Donetsk is just 250km from Dnipro, which is home to thousands displaced by the conflict with Russia.
Gone are the days when Dnipro was a stronghold for Yanukovych’s Party of Regions.
Openly pro-Russian sentiments are no longer politically palatable here, yet some locals take a dimmer view of the 2014 revolution: the pro-Russian Yuri Boiko came second in the Dnipro Region, with 12 percent of the vote.
Enmity with Russia has hit the city’s military factories, which were once oriented towards Moscow.
In the Soviet period, Dnipro was a closed city due to these strategic facilities such as Yuzhmash, which produces rockets and missiles to this day.
Dnipro is no less famous for its production of oligarchs, such as Viktor Pinchuk, Hennadiy Korban, and Ihor Kolomoiskyi, whom Poroshenko appointed as governor of the region in 2014.
He played an important role in tempering the post-revolutionary turmoil, organising local auxiliaries to halt pro-Russian separatism encroaching on the region. After clashing with the president, Kolomoiskyi left office in 2015. He now lives in Israel, vowing never to return until Poroshenko is gone.
One widespread belief, which comedian Zelensky dismisses, holds that Kolomoisky backs his campaign to prevent Poroshenko’s re-election. But when Poroshenko suggests that Zelensky is merely Kolomoiskyi’s puppet, locals in Dnipro are unfazed.

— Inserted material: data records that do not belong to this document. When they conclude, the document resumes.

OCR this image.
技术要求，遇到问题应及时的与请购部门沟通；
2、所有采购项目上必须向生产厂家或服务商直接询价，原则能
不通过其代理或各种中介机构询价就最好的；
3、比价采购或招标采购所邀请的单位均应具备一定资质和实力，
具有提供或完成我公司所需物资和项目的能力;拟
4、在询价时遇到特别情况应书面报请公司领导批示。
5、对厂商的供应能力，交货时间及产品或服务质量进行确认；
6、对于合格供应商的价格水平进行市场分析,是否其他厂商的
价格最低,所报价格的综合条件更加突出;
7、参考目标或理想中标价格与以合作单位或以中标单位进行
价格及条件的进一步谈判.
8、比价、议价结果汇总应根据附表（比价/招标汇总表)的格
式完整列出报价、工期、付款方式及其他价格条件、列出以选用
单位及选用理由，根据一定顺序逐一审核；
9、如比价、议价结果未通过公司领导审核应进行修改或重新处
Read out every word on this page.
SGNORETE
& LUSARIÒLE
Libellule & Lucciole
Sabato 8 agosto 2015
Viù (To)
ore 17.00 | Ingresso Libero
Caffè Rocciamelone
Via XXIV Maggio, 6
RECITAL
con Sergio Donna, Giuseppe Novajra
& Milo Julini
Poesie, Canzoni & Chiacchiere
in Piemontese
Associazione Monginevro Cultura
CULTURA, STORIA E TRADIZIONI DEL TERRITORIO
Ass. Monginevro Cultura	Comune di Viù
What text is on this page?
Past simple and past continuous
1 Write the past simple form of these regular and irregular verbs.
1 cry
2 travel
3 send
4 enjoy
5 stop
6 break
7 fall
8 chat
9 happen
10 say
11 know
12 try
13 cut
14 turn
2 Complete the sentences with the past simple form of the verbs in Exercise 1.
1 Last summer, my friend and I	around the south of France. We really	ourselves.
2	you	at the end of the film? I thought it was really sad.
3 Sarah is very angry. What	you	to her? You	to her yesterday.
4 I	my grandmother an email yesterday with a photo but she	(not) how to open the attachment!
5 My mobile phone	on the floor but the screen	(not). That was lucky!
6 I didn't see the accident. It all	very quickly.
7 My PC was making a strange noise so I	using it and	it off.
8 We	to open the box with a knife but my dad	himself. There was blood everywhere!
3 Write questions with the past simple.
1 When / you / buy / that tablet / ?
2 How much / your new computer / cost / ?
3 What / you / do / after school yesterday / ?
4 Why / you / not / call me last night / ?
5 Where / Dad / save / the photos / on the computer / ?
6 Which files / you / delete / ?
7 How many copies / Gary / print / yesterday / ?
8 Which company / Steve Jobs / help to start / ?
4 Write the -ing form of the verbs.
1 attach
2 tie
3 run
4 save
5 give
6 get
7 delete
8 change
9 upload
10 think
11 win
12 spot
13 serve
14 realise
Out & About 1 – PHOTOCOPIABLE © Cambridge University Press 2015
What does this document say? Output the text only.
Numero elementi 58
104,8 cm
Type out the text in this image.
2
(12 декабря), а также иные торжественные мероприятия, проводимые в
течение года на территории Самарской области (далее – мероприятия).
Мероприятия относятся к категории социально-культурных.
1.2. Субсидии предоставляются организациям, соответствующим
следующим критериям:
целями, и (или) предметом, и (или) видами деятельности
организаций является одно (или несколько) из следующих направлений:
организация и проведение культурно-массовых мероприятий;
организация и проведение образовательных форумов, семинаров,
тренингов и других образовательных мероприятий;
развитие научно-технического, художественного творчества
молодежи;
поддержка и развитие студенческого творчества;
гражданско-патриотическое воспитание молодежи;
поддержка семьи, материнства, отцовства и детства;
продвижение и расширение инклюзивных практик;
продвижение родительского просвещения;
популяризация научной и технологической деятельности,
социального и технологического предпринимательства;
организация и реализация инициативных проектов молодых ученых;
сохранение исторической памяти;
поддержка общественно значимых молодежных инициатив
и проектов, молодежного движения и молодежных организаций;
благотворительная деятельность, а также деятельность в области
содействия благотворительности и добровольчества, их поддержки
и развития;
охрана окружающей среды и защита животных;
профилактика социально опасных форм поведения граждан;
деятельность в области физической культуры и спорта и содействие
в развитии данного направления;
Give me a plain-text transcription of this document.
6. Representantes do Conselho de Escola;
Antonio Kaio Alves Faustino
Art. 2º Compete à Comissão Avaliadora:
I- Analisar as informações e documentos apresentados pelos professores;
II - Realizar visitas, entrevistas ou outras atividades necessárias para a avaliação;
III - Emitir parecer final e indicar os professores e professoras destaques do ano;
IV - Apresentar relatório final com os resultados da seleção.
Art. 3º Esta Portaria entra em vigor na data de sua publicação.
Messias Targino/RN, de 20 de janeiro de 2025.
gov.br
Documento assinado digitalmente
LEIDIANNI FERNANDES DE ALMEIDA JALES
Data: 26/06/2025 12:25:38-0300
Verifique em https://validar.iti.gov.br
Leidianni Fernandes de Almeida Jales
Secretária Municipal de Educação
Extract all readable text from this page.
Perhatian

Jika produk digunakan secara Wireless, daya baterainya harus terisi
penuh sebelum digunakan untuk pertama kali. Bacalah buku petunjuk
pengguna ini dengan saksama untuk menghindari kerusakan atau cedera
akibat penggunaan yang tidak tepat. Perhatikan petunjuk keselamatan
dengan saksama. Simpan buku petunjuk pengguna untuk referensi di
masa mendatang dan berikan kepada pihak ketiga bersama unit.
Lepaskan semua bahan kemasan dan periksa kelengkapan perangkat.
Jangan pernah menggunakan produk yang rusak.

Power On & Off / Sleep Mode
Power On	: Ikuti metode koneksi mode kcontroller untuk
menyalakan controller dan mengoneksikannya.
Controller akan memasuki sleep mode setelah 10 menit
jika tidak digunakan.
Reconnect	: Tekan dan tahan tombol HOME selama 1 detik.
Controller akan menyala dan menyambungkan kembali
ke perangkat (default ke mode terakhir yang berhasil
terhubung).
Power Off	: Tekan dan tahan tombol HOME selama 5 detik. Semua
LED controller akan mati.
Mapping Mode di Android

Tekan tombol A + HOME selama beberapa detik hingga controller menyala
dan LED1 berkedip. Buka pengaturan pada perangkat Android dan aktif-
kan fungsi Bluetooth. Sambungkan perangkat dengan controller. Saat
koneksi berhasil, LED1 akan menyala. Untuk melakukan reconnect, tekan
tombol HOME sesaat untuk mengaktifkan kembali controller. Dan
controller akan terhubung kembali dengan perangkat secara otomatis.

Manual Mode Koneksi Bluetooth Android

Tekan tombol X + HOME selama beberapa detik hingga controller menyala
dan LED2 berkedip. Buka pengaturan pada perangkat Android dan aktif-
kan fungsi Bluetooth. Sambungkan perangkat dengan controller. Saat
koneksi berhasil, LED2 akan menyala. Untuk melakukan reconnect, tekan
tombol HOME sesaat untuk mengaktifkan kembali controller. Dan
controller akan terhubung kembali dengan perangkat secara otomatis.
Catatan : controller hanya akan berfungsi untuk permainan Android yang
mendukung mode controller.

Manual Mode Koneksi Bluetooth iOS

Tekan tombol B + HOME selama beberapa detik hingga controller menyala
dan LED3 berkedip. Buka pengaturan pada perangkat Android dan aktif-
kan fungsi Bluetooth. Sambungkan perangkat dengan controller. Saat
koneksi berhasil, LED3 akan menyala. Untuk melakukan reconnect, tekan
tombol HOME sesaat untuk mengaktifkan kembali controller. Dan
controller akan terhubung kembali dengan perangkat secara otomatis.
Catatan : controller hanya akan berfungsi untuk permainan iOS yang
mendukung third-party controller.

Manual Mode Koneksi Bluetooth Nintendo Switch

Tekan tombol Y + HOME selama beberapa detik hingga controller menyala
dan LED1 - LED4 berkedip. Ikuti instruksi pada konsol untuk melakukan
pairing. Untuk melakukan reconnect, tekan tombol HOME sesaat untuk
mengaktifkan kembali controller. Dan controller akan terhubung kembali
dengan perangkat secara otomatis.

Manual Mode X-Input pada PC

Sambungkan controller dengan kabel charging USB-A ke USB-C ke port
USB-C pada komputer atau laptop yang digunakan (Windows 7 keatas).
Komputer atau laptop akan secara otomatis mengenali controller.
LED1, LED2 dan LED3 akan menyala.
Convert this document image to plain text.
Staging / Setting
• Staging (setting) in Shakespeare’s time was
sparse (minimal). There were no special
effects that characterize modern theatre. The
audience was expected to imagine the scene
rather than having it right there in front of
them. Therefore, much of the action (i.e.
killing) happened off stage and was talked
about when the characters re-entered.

“Poroshenko visited in 2014, promising that the war would be over in two weeks. That was five years ago,” said 55-year-old Lina Shevchenko, a local businesswoman, after casting her vote. “Those were scary times; many kept packed suitcases at home. It was only thanks to Kolomoisky that we didn’t end up a ‘people’s republic’ ourselves.”
Sunday was not Tymoshenko’s last chance to run for high office, as Ukraine holds parliamentary elections this October.
Kudelia, the professor of political science in Texas in the US, believes that Tymoshenko’s Batkivshchyna (Fatherland) party will not hold the balance of power, but could wield some influence in a coalition.
If her biography shows anything, it is that Yulia Tymoshenko does not give up.